Sources: Lawmakers to Introduce Legislation Allowing Bankruptcy, Oversight for City and CPS
"Chicago Tonight” has learned that Gov. Bruce Rauner and top Republican leaders are planning to introduce legislation aimed at an emergency financial takeover of the city of Chicago and Chicago Public Schools. This comes in light of an imminent $500 million shortfall within the Chicago Public Schools system.
The Republican leaders are set to announce the legislation tomorrow, but Paris Schutz has the exclusive information tonight.
Sources tell “Chicago Tonight” that the governor and his top two legislative leaders – Senate minority leader Christine Radogno and House minority leader Jim Durkin will file a package of legislation Wednesday that would allow for an emergency financial oversight board appointed by the state to take over the financially strapped school district. Other legislation would allow for emergency financial oversight of the credit-beleaguered city of Chicago.
Legislation would also allow for CPS and the city of Chicago to declare bankruptcy – something by law both cannot currently do.
We’re also told that the legislation would call for an elected Chicago Public Schools board once the financial situation is remediated. This, in light of the fact that CPS has set now as a deadline to receive $500 million in relief from the state or else lay off thousands of employees, including teachers.
So far, no pink slips have gone out.
I asked the governor today if that left bankruptcy as the only other option to save the entire system from failing. The governor hinted at big new efforts at relief for CPS, but did not get into specifics.
“I’m very concerned about the trajectory of where we’re going for CPS,” Rauner said. “We are going to take action to protect the school children so they have good access to teachers, and effective children. We’re going to protect the children and the taxpayers too. We’re in heated negotiations right now. I won’t go into further detail.”
The governor went on to say he couldn’t guarantee CPS layoffs wouldn’t happen.
Neither the governor’s office or Radogno and Durkin are confirming the details of this plan. The move is not without precedent. Currently, a financial oversight panel is in charge of finances for the school districts in East St. Louis and North Chicago.
The mayor's office slammed the proposal in a statement sent to "Chicago Tonight" from spokeswoman Kelley Quinn:
The mayor is 100 percent opposed to Gov Rauner's 'plan' to drive CPS bankrupt. If the governor was serious about helping Chicago students, he should start by proposing – and passing – a budget that fully funds education and treats CPS students like every other child in the state.”

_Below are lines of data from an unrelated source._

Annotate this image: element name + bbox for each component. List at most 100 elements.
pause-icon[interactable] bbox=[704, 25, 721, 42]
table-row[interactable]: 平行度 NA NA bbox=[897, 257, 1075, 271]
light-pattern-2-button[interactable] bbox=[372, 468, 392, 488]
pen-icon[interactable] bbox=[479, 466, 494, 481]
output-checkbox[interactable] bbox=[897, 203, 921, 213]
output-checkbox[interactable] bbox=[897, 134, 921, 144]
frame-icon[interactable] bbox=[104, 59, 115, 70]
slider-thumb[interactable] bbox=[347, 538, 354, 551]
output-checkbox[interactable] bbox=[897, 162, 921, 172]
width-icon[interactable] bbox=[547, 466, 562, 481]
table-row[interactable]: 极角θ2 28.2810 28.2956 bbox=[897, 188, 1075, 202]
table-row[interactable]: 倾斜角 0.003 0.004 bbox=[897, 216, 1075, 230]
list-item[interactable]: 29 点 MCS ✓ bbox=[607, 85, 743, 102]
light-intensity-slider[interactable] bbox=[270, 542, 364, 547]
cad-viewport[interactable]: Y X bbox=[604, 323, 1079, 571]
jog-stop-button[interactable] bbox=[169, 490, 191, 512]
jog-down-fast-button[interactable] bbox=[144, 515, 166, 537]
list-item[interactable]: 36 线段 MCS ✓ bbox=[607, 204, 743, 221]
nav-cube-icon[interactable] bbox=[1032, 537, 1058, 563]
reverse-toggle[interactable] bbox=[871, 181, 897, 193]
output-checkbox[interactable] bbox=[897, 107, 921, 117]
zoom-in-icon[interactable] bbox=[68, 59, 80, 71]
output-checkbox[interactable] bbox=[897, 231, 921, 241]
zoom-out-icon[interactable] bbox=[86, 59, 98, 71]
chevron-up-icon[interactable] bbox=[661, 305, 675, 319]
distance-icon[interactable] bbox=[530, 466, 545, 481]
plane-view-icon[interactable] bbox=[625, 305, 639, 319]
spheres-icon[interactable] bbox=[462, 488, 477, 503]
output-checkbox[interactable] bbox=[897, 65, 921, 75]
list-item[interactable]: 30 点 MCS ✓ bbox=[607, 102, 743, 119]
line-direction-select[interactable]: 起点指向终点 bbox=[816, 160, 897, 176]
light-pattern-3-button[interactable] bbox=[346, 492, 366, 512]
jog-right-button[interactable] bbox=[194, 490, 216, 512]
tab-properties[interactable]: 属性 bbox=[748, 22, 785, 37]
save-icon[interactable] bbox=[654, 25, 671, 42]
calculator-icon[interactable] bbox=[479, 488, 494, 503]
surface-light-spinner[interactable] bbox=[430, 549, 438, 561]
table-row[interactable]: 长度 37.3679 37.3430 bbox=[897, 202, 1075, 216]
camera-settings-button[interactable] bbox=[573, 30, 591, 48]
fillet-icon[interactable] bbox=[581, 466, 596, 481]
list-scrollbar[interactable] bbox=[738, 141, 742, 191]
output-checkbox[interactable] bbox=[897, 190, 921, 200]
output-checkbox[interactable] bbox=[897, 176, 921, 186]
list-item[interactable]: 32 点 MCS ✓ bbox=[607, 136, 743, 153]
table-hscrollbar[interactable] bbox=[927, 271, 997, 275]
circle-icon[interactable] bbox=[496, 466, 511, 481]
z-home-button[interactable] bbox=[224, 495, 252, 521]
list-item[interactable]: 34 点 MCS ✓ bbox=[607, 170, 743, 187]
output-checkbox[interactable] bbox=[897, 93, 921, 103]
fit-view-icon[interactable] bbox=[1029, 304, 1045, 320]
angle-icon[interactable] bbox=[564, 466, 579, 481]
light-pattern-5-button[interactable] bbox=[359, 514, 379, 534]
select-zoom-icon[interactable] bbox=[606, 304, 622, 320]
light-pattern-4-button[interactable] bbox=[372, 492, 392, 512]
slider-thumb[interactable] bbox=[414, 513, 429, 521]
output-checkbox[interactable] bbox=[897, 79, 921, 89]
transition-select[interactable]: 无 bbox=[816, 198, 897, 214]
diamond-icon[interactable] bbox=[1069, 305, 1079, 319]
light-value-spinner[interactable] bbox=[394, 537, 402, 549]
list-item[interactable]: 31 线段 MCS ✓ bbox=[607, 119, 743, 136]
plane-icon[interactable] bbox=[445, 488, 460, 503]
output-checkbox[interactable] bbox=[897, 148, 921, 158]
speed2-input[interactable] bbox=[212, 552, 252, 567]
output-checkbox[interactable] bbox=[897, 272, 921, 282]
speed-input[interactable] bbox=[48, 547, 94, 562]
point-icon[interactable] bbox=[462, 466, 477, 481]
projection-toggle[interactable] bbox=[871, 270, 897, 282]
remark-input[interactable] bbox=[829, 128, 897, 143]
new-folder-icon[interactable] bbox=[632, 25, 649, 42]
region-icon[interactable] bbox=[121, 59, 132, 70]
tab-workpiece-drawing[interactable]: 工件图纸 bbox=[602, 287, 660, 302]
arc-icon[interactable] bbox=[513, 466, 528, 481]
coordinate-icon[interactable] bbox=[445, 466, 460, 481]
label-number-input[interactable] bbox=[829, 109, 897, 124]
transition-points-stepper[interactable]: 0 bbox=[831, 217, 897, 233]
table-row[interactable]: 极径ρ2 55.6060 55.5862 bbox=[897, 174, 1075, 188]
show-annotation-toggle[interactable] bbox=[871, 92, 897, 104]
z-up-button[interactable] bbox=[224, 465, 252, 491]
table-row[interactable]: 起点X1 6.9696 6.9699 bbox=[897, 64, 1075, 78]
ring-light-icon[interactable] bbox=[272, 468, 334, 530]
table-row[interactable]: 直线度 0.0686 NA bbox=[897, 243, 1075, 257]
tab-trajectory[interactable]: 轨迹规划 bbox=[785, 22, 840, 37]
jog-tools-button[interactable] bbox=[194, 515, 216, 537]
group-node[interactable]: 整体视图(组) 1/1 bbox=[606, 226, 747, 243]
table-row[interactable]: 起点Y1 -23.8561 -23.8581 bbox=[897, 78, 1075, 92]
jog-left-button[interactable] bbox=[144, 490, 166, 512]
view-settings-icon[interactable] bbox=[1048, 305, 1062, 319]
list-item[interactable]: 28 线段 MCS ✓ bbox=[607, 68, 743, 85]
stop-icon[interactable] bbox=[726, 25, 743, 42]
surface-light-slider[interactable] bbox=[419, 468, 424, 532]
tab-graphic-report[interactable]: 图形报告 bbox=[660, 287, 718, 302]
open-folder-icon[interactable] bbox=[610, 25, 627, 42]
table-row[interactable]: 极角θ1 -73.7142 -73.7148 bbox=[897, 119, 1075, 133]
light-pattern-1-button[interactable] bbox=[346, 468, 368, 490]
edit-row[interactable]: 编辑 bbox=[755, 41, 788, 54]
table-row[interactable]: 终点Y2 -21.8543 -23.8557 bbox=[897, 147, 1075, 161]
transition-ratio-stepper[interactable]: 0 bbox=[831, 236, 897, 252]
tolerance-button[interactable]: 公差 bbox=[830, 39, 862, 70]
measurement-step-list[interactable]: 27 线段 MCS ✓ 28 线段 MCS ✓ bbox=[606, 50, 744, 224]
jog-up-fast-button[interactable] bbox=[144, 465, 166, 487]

Chicago Public Schools CEO Forrest Claypool also slammed the rumored legislation. In a statement to "Chicago Tonight," he said:
The governor is defending a school funding system that is separate but unequal. Our children are facing systematic discrimination. CPS represents 20 percent of state enrollment but gets just 15 percent of state funding, even though 86 percent of our children live in poverty.
“The missing 5 percent represents nearly $500 million, the exact amount of our budget gap. Our children's futures are just as important as those in the suburbs and downstate. But the state does not value them equally.
“Not only that, the governor's comments are deeply irresponsible as CPS and the CTU are working feverishly to reach a deal that would cut costs while preventing midyear layoffs, and the district prepares for even deeper cuts to the bureaucracy.”
The Chicago Teachers Union also lambasted the idea of bankruptcy or a state takeover, saying that CPS should have never relied on $500 million in relief from the state. They argue that the revenue should come from the city, and from renegotiating financial swap deals with banks that cost the district hundreds of millions of dollars.
The package of legislation being floated would have to pass the Democratic-controlled General Assembly. Lawmakers are currently not scheduled to return to Springfield until next Wednesday.